Librairies are available and SDKs are being developed: please get in touch for any specific demand or suggestion: hello@integrity.app
The remote control for your environment
The Integrity app is an interface for accessing services that can be mapped to any action. A list of services available to the user can be displayed within each joined realm. But beyond that, the user may discover services through different means: * Geolocation to find and browse nearby realms; * Local network announcements such as mDNS broadcasts; * URLs on a web page, in an email or through bots in a messaging channel (Slack, etc.); * QR codes or NFC tags that may be displayed in specific places, such as a meeting room door for reservation management.
NOTE: Some of these features are still under development. Please get in touch via hello@integrity.app for more details.
Any of these App interactions triggers a service that creates the correct action to manage the object.
Services are exposed via a Controller triggered by an Action Descriptor
For example, a calendar with booking options (= service) can be displayed if a QR code scan (= action descriptor) opens the Integrity App and loads the resquested user interface from the controller.
This user interface can be hosted anywhere, but from a user standpoint it behaves as if it is natively embedded in the Integrity App.
A Controller can offer any type of service: * Transaction on a marketplace * Interaction with an IoT device * Certifications by a KYC service * Control of a vending machine * Etc
Once all the parameters have been provided, the user can trigger the desired action from the app.
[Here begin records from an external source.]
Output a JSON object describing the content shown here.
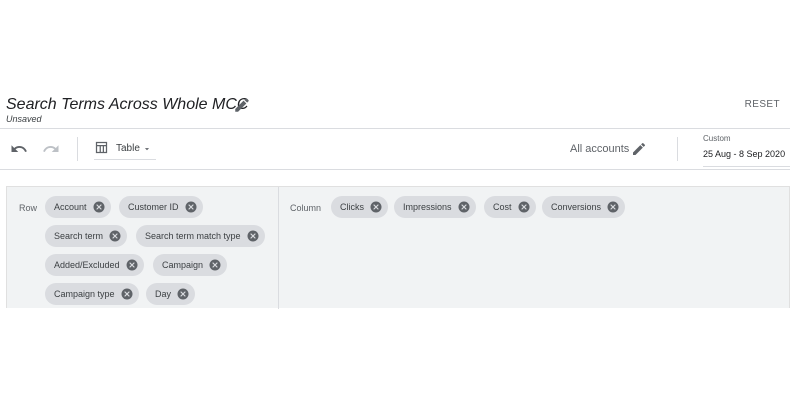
{
  "header": {
    "title": "Search Terms Across Whole MCC",
    "status": "Unsaved",
    "reset_label": "RESET"
  },
  "toolbar": {
    "view_label": "Table",
    "accounts_label": "All accounts",
    "date_label": "Custom",
    "date_range": "25 Aug - 8 Sep 2020"
  },
  "builder": {
    "row_label": "Row",
    "column_label": "Column",
    "row_chips": [
      "Account",
      "Customer ID",
      "Search term",
      "Search term match type",
      "Added/Excluded",
      "Campaign",
      "Campaign type",
      "Day"
    ],
    "column_chips": [
      "Clicks",
      "Impressions",
      "Cost",
      "Conversions"
    ]
  },
  "icons": {
    "edit": "pencil-icon",
    "undo": "undo-icon",
    "redo": "redo-icon",
    "view": "table-icon",
    "dropdown": "caret-down-icon",
    "remove": "close-circle-icon"
  },
  "colors": {
    "chip_bg": "#dadce0",
    "panel_bg": "#f1f3f4",
    "divider": "#dadce0"
  }
}
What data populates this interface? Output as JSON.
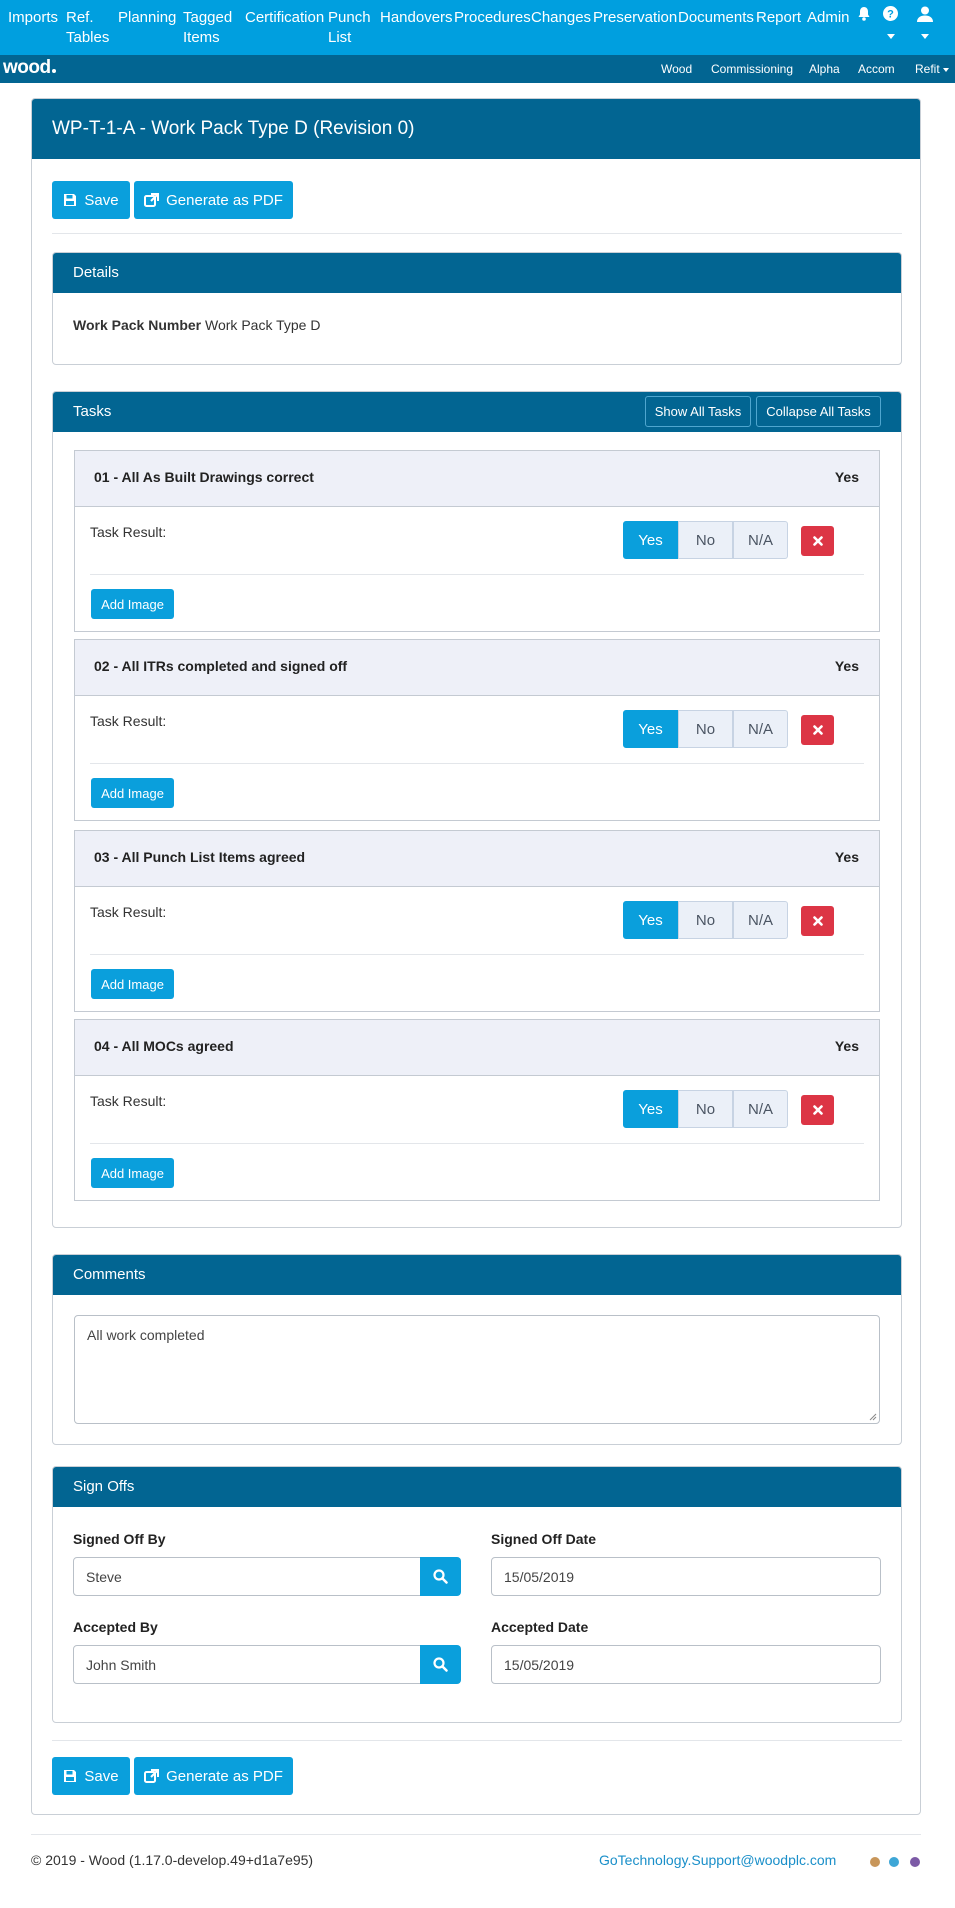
{
  "nav": {
    "items": [
      "Imports",
      "Ref.\nTables",
      "Planning",
      "Tagged\nItems",
      "Certification",
      "Punch\nList",
      "Handovers",
      "Procedures",
      "Changes",
      "Preservation",
      "Documents",
      "Report",
      "Admin"
    ],
    "icons": [
      "bell-icon",
      "help-icon",
      "user-icon"
    ]
  },
  "subnav": {
    "logo": "wood",
    "items": [
      "Wood",
      "Commissioning",
      "Alpha",
      "Accom",
      "Refit"
    ]
  },
  "page": {
    "title": "WP-T-1-A - Work Pack Type D (Revision 0)",
    "save_label": "Save",
    "pdf_label": "Generate as PDF"
  },
  "details": {
    "title": "Details",
    "field_label": "Work Pack Number",
    "field_value": "Work Pack Type D"
  },
  "tasks": {
    "title": "Tasks",
    "show_all": "Show All Tasks",
    "collapse_all": "Collapse All Tasks",
    "result_label": "Task Result:",
    "options": [
      "Yes",
      "No",
      "N/A"
    ],
    "add_image": "Add Image",
    "items": [
      {
        "title": "01 - All As Built Drawings correct",
        "status": "Yes",
        "selected": "Yes"
      },
      {
        "title": "02 - All ITRs completed and signed off",
        "status": "Yes",
        "selected": "Yes"
      },
      {
        "title": "03 - All Punch List Items agreed",
        "status": "Yes",
        "selected": "Yes"
      },
      {
        "title": "04 - All MOCs agreed",
        "status": "Yes",
        "selected": "Yes"
      }
    ]
  },
  "comments": {
    "title": "Comments",
    "value": "All work completed"
  },
  "signoffs": {
    "title": "Sign Offs",
    "signed_off_by_label": "Signed Off By",
    "signed_off_by_value": "Steve",
    "signed_off_date_label": "Signed Off Date",
    "signed_off_date_value": "15/05/2019",
    "accepted_by_label": "Accepted By",
    "accepted_by_value": "John Smith",
    "accepted_date_label": "Accepted Date",
    "accepted_date_value": "15/05/2019"
  },
  "footer": {
    "copyright": "© 2019 - Wood (1.17.0-develop.49+d1a7e95)",
    "email": "GoTechnology.Support@woodplc.com",
    "dot_colors": [
      "#c8965a",
      "#3ea6d6",
      "#7c5aa6"
    ]
  },
  "colors": {
    "nav": "#009fdf",
    "header": "#026592",
    "button": "#0a9fdc",
    "danger": "#dc3545"
  }
}
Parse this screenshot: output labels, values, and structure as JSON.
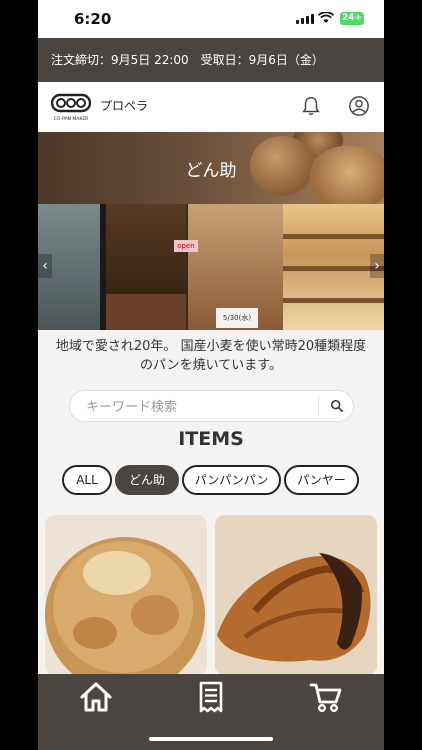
{
  "status_bar": {
    "time": "6:20",
    "battery": "24+"
  },
  "notice": {
    "text": "注文締切：9月5日 22:00　受取日：9月6日（金）"
  },
  "header": {
    "logo_text": "CO-PAN MAKER",
    "shop_name": "プロペラ"
  },
  "banner": {
    "title": "どん助"
  },
  "photo": {
    "sign_text": "open",
    "card_text": "5/30(水)"
  },
  "description": "地域で愛され20年。 国産小麦を使い常時20種類程度のパンを焼いています。",
  "search": {
    "placeholder": "キーワード検索",
    "value": ""
  },
  "items_heading": "ITEMS",
  "categories": [
    {
      "label": "ALL",
      "active": false
    },
    {
      "label": "どん助",
      "active": true
    },
    {
      "label": "パンパンパン",
      "active": false
    },
    {
      "label": "パンヤー",
      "active": false
    }
  ],
  "bottom_nav": [
    {
      "icon": "home-icon"
    },
    {
      "icon": "receipt-icon"
    },
    {
      "icon": "cart-icon"
    }
  ],
  "colors": {
    "accent": "#4a4540",
    "battery": "#4cd964",
    "background": "#f4f3f2"
  }
}
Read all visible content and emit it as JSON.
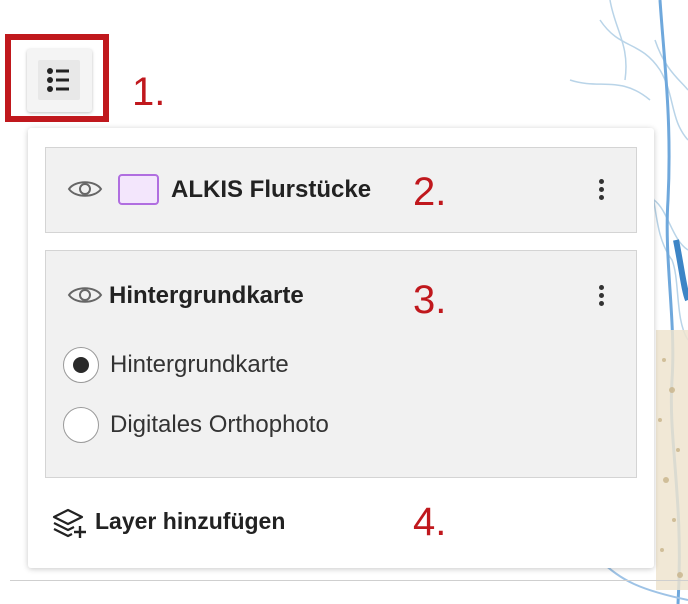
{
  "colors": {
    "annotation_red": "#c0181d",
    "swatch_purple": "#b06ee0",
    "card_bg": "#f1f1f1"
  },
  "toggle": {
    "icon": "list-icon"
  },
  "annotations": [
    "1.",
    "2.",
    "3.",
    "4."
  ],
  "layers": [
    {
      "title": "ALKIS Flurstücke",
      "visible_icon": "eye-icon",
      "swatch_icon": "polygon-swatch-icon",
      "menu_icon": "kebab-menu-icon"
    },
    {
      "title": "Hintergrundkarte",
      "visible_icon": "eye-icon",
      "menu_icon": "kebab-menu-icon",
      "options": [
        {
          "label": "Hintergrundkarte",
          "selected": true
        },
        {
          "label": "Digitales Orthophoto",
          "selected": false
        }
      ]
    }
  ],
  "add_layer": {
    "label": "Layer hinzufügen",
    "icon": "layers-add-icon"
  }
}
All the data is then sent to the controller endpoint for validation, so that the action can be performed.
Realms grant Mandates for roles & permissions within the services
As explained in Joining a realm, access requirements are specific and defined by the realm owner. The range of options varies from accepting self-registered “guests” to asking for KYC verified and gov ID certificates. Access may also be granted through the signing of contracts.
Therefore, based on the parameters that have been provided, the user receives a mandate that grants him specific roles and permissions.
For example, when validated, such an action might unlock access to an IoT admin panel, or grant a permission for managing a connected object such as a frontdoor lock. Please see our Home Assistant integration if you need to picture all the possibilities of such a setup.